(2021) Documentary (SHER) Alex Sangha, Kayden Bhangu, Jag Nagra, Jaspal Sangha, Avtar Nagra, Harv Nagra, Rajwent Nagra. Directed by Vinay Giridhar
Coming out is no easy task even in the best of circumstances. It means admitting not only to those you care about but also to yourself, that there is something different about you. Doing it within a culture that places family so highly, but also considers homosexuality to be anathema, bringing shame to both family and community. In South Asia, many gay children have been disowned by their parents and the incidence of suicide among gay South Asians is horrifically high.

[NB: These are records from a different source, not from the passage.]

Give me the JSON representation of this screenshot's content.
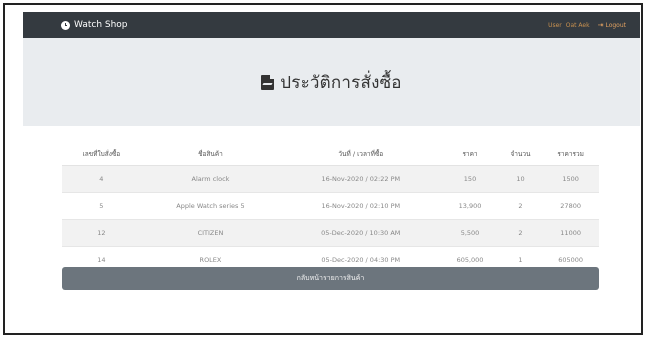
{
  "navbar": {
    "brand": "Watch Shop",
    "user_label": "User",
    "user_name": "Oat Aek",
    "logout_label": "Logout"
  },
  "header": {
    "title": "ประวัติการสั่งซื้อ"
  },
  "table": {
    "columns": [
      "เลขที่ใบสั่งซื้อ",
      "ชื่อสินค้า",
      "วันที่ / เวลาที่ซื้อ",
      "ราคา",
      "จำนวน",
      "ราคารวม"
    ],
    "rows": [
      {
        "id": "4",
        "product": "Alarm clock",
        "datetime": "16-Nov-2020 / 02:22 PM",
        "price": "150",
        "qty": "10",
        "total": "1500"
      },
      {
        "id": "5",
        "product": "Apple Watch series 5",
        "datetime": "16-Nov-2020 / 02:10 PM",
        "price": "13,900",
        "qty": "2",
        "total": "27800"
      },
      {
        "id": "12",
        "product": "CITIZEN",
        "datetime": "05-Dec-2020 / 10:30 AM",
        "price": "5,500",
        "qty": "2",
        "total": "11000"
      },
      {
        "id": "14",
        "product": "ROLEX",
        "datetime": "05-Dec-2020 / 04:30 PM",
        "price": "605,000",
        "qty": "1",
        "total": "605000"
      }
    ]
  },
  "back_button": "กลับหน้ารายการสินค้า"
}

This Canadian documentary examines the coming out experience of three LGBTA individuals of South Asian ethnicity; Amar (who goes by Alex), Kayden and Jag. All three had very different experiences. Alex was raised mainly by his mother Jaspal, who left her husband when he became alcoholic and abusive. That in itself is unusual in the Sikh community, but Jaspar is an extremely strong woman and she proved to be extremely supportive of her son, making his coming out relatively easy, or at least easier than the others had it.
Jag had to contend with parents who had already seen their other child, Jag’s brother Harv, come out. It made her more hesitant to come out because she was concerned that her parents would be less able to handle it because her brother had already come out and it turned out to be difficult at first, but eventually her parents came around.
That wasn’t the case for Kayden, who already had a contentious relationship with his parents. They still live in India, and after he ran away from home (and eventually returning when he found it too hard to cope), he came out to his parents who responded by beating the living crap out of him and disowning him. He eventually ended up in Canada where he was often suicidal and calls to his mom just to hear her voice frequently ended up with her hanging up on him.
But eventually things got better for Kayden, who discovered a support group for young people like himself, of South Asian heritage who were gay. The organization, SHER, turned out to be a life saver for him as he discovered other in similar situations who gave him the love and support he had been denied by his family. These days he doesn’t think he’ll ever reconcile with his parents, and he remains angry at them, his father in particular – and justifiably so.
The documentary is largely straight interviews, which are conducted pretty professionally. There are occasionally some tears, but for the most part are more matter-of-fact. We see a lot of home pictures of the young children who became the adults we see being interviewed before us. Unfortunately, the music for the soundtrack is often used to make moments sound more dramatic. It’s actually totally unnecessary as those moments tend to speak for themselves. The filmmakers need to trust their audience a little bit more.
It seems such a waste, to deny your own flesh and blood for something they cannot help any more than they can help what toppings they prefer on their pizzas. How do you cope when the one place that you would expect unconditional love from, the one place that should support you no matter what denies your very existence? Organizations like SHER are necessary because of that; perhaps as we continue to become more enlightened vis a vis our LGBTQ brothers and sisters we won’t need them forever. Sadly, it looks like we’ll need them for a while longer, however.
REASONS TO SEE: Some very compelling stories about coming out.
REASONS TO AVOID: The soundtrack is a bit bombastic.
FAMILY VALUES: There is frank discussion of adult and sexual themes.
TRIVIAL PURSUIT: Alex Sangha is the founder of SHER, an organization dedicated to supporting South Asian gay people in Canada. The group also funded and distributed this film.
CRITICAL MASS: As of 9/28/21: Rotten Tomatoes: No score yet; Metacritic: No score yet.